1. Remove Mold from Your Bathroom Without Toxic Bleach
Mold and mildew are health hazards themselves, but you don’t have add another health hazard, chlorine bleach, to the mix to remove them.
First, if it is deeply embedded in the caulk around your tub or tile, then your best option may be to remove the caulk completely and replace it. However, it if it is just on the surface, then try adding 10 ml of tea tree oil to a cup of white vinegar and saturating the mold or mildew with it. Alternatively, mix a solution of half vinegar and half borax and saturate it.
Since all of the cleaning solutions work best when kept wet, find an old piece of cotton clothing or towel you don’t mind tearing into strips, saturate the strips of material with your solution and place it directly over the mold and leave overnight.

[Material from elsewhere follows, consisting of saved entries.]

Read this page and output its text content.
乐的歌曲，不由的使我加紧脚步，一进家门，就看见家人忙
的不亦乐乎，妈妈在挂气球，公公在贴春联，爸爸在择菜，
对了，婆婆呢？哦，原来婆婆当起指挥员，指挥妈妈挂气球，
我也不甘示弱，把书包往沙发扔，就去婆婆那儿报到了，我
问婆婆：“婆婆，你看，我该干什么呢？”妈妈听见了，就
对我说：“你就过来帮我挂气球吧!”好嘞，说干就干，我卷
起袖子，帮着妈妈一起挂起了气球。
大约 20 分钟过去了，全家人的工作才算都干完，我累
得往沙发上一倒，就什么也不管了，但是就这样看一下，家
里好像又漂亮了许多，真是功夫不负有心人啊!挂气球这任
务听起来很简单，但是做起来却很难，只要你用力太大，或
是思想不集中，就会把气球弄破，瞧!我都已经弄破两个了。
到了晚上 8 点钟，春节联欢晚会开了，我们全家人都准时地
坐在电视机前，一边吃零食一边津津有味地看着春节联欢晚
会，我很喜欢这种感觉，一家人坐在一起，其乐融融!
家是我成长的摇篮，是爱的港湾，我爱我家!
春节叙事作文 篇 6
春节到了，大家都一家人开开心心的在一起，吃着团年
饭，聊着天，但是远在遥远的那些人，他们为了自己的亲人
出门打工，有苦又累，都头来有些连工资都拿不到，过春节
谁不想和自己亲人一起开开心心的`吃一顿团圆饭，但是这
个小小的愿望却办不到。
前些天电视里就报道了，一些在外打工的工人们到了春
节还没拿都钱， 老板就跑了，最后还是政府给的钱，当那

Repeat if necessary, but you can use the same strips over and over.
2. Dissolve Baking Pan Buildup Without Scrubbing
Your baking pans may have seen better days, but you don’t have to toss them or scrub them until your arms hurt (and still making little progress) when you have hydrogen peroxide and baking soda.
To melt away that baked-on layer of crud that may have accumulated on the surface and/or bottom of those baking pans, just pour some baking soda into a large glass bowl and slowly add hydrogen peroxide until you have a thick paste. Apply this paste to the build-up on the pan in a thick layer using a kitchen spatula and let sit overnight. In the morning, simply rinse off the residue. No scrubbing required!
3. Clean Your Oven Naturally Without Oven Cleaners
To clean your oven easily, yet naturally, first remove your oven racks first to make cleaning easier. Then, mix baking soda and plain water — if your oven has not been cleaned in quite a while, then make a thick paste and cover the oven interior well. If it is not quite as dirty or you would rather tackle it in several shorter sessions, then you can instead make a liquid by adding just a few tablespoons of baking soda to a spray bottle filled with water and spray the interior.
Allow to sit overnight, then wipe away residue with a damp cloth or sponge, rinsing it often in a bucket of water. Once most of the residue is wiped away, give it a final once-over with diluted white vinegar spray and wipe.
Toxic chemical household cleaners can be avoided, even when tackling tough spring cleaning jobs. Try these three methods to tackle those tough jobs naturally with little to no scrubbing required.